Una obra que coloca con gusto, con atrevimiento y con elegancia una nota de sustantividad en un mundo estereotipado.
Pero esta también es, con permiso de la gran Olivia Colman, la película de Jessie Buckley y Dakota Johnson, a cada cual más delicada y sensible que la anterior en su gestualidad y entregadas al universo de sus personajes. La cineasta consigue hacer converger en una tríada femenina maravillosa todo un cosmos de dudas, de preguntas abiertas y de respuestas a medias, en el que no importa el origen de los ruegos, sino el camino que siguen por su inexactitud semántica: no importa en absoluto el atributo moral que se pueda extraer de Leda, o de Nina —el personaje de Dakota Johnson—, en tanto en cuanto que la verdadera relevancia surge de las interacciones entre ellas y consigo mismas, de la lucha por alcanzar la plenitud individual más allá de los prejuicios sociales, del estigma de la «mala madre» y todo lo que orbita alrededor de ese concepto de que la feminidad lleva de serie el desarrollo de una maternidad adaptada a lo socialmente aceptado, o esperado.
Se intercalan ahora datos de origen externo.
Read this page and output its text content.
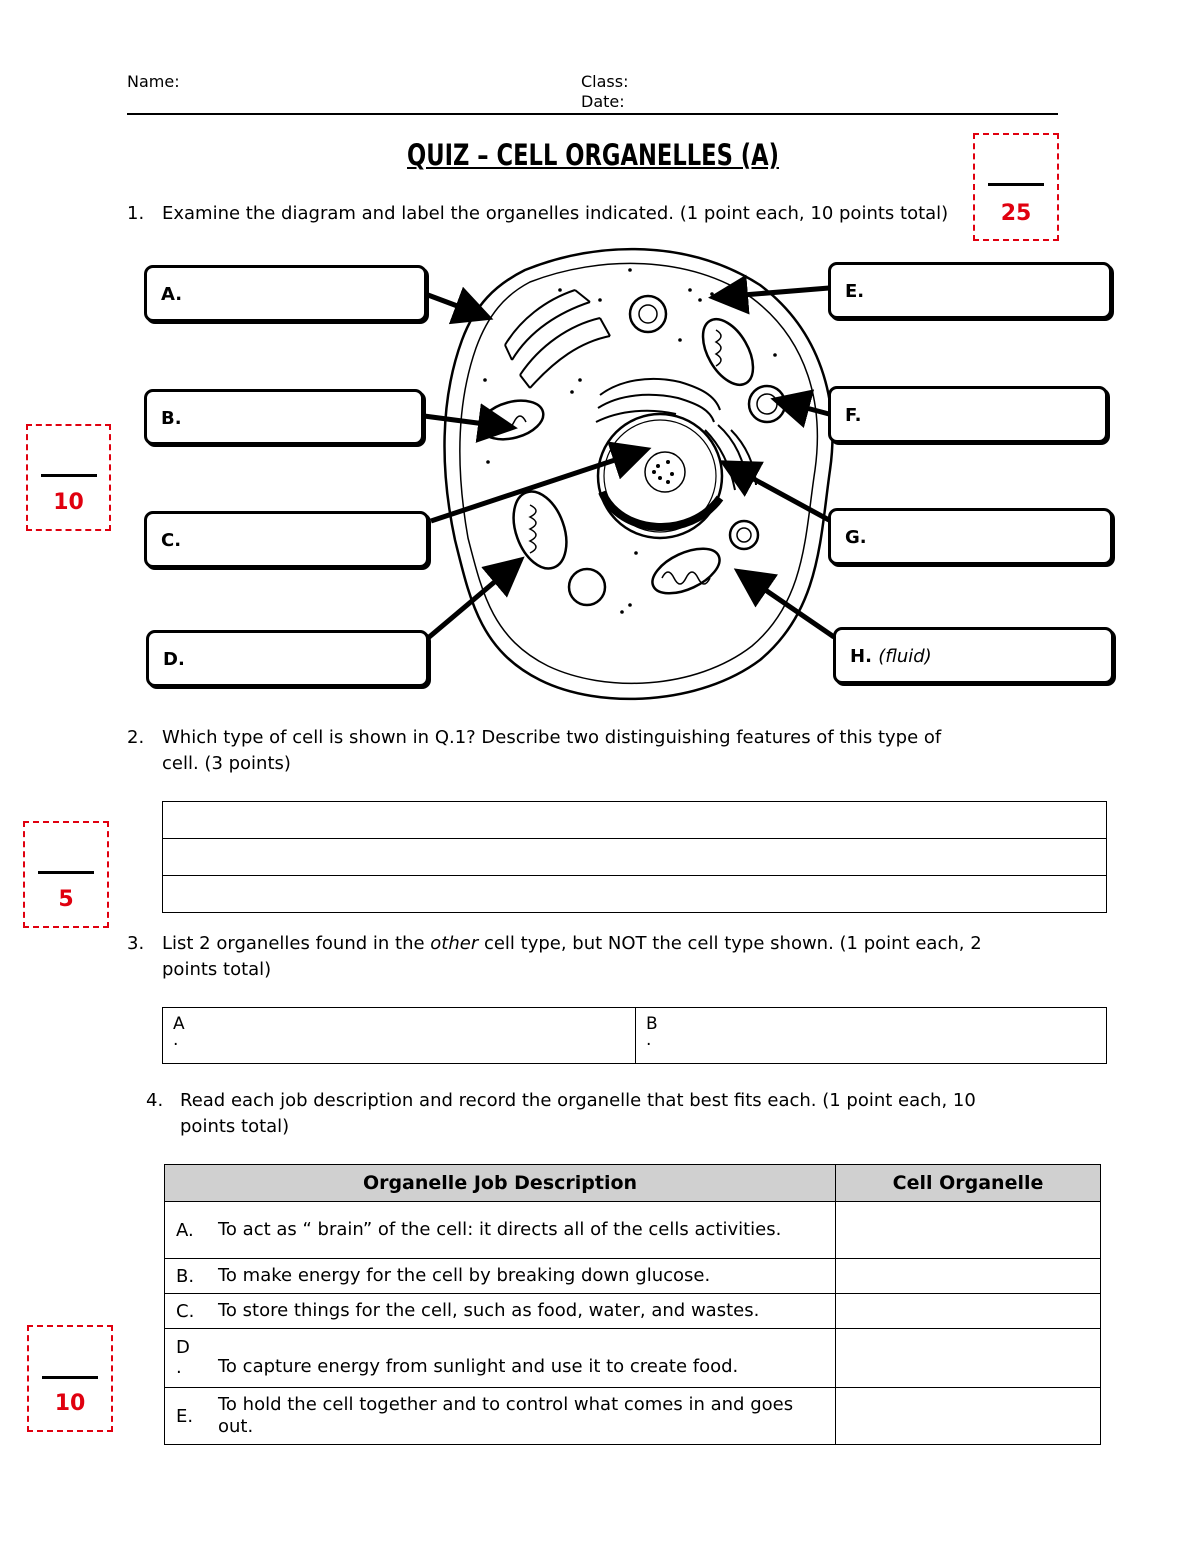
Name:	Class:
Date:
QUIZ – CELL ORGANELLES (A)
25
10
5
10
1. Examine the diagram and label the organelles indicated. (1 point each, 10 points total)
A.
B.
C.
D.
E.
F.
G.
H. (fluid)
2. Which type of cell is shown in Q.1? Describe two distinguishing features of this type of
cell. (3 points)

3. List 2 organelles found in the other cell type, but NOT the cell type shown. (1 point each, 2
points total)
A
.

B
.
4. Read each job description and record the organelle that best fits each. (1 point each, 10
points total)
Organelle Job Description	Cell Organelle

A. To act as “ brain” of the cell: it directs all of the cells activities.	

B. To make energy for the cell by breaking down glucose.	

C. To store things for the cell, such as food, water, and wastes.	

D
. To capture energy from sunlight and use it to create food.	

E.
To hold the cell together and to control what comes in and goes out.	
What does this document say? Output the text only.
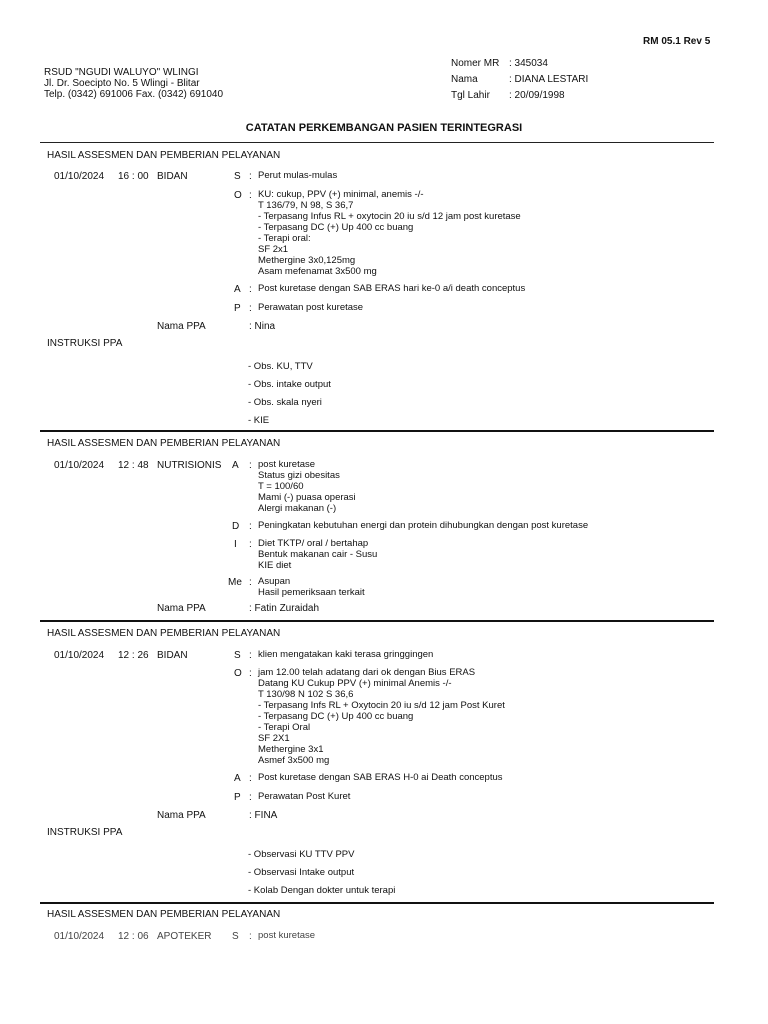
RM 05.1 Rev 5
RSUD "NGUDI WALUYO" WLINGI
Jl. Dr. Soecipto No. 5 Wlingi - Blitar
Telp. (0342) 691006 Fax. (0342) 691040
Nomer MR : 345034
Nama	: DIANA LESTARI
Tgl Lahir : 20/09/1998
CATATAN PERKEMBANGAN PASIEN TERINTEGRASI
HASIL ASSESMEN DAN PEMBERIAN PELAYANAN
01/10/2024 16 : 00 BIDAN	S : Perut mulas-mulas
O : KU: cukup, PPV (+) minimal, anemis -/-
T 136/79, N 98, S 36,7
- Terpasang Infus RL + oxytocin 20 iu s/d 12 jam post kuretase
- Terpasang DC (+) Up 400 cc buang
- Terapi oral:
SF 2x1
Methergine 3x0,125mg
Asam mefenamat 3x500 mg
A : Post kuretase dengan SAB ERAS hari ke-0 a/i death conceptus
P : Perawatan post kuretase
Nama PPA	: Nina
INSTRUKSI PPA
- Obs. KU, TTV
- Obs. intake output
- Obs. skala nyeri
- KIE
HASIL ASSESMEN DAN PEMBERIAN PELAYANAN
01/10/2024 12 : 48 NUTRISIONIS A : post kuretase
Status gizi obesitas
T = 100/60
Mami (-) puasa operasi
Alergi makanan (-)
D : Peningkatan kebutuhan energi dan protein dihubungkan dengan post kuretase
I : Diet TKTP/ oral / bertahap
Bentuk makanan cair - Susu
KIE diet
Me : Asupan
Hasil pemeriksaan terkait
Nama PPA	: Fatin Zuraidah
HASIL ASSESMEN DAN PEMBERIAN PELAYANAN
01/10/2024 12 : 26 BIDAN	S : klien mengatakan kaki terasa gringgingen
O : jam 12.00 telah adatang dari ok dengan Bius ERAS
Datang KU Cukup PPV (+) minimal Anemis -/-
T 130/98 N 102 S 36,6
- Terpasang Infs RL + Oxytocin 20 iu s/d 12 jam Post Kuret
- Terpasang DC (+) Up 400 cc buang
- Terapi Oral
SF 2X1
Methergine 3x1
Asmef 3x500 mg
A : Post kuretase dengan SAB ERAS H-0 ai Death conceptus
P : Perawatan Post Kuret
Nama PPA	: FINA
INSTRUKSI PPA
- Observasi KU TTV PPV
- Observasi Intake output
- Kolab Dengan dokter untuk terapi
HASIL ASSESMEN DAN PEMBERIAN PELAYANAN
01/10/2024 12 : 06 APOTEKER S : post kuretase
Maggie Gyllenhaal, sobre el soberbio texto de Elena Ferrante, se mueve como pez en el agua demostrando infinita sutileza, dobles sentidos —lo de reanimar la muñeca «ahogada», lo de no abandonar la posición en la tumbona— y un gusto por la estética muy distinguido, en el que elabora el mundo interior lleno de demonios y dudas de sus personajes a base de excelencia narrativa, de un tremendo uso de la cámara y la composición. La directora, que no podemos olvidar que debuta aquí en el largometraje detrás de las cámaras —lo que da una muestra de su inmenso talento visual y narrativo— ha conseguido con La hija oscura poner una nota de sustantividad en un mundo estereotipado y absurdo, reclamado por políticas de género dicotomizadoras que separan el mundo en los que deben ir a la A y los que deben ir a la B, sin que haya una C ni se la espere —por no hablar del resto de letras—, y lo hace con gusto, con atrevimiento, con elegancia, con clase y con infinita inteligencia. Aunque para ello tenga que clavar puñales y cavar fosas. Aunque la batalla sea de todo menos impersonal.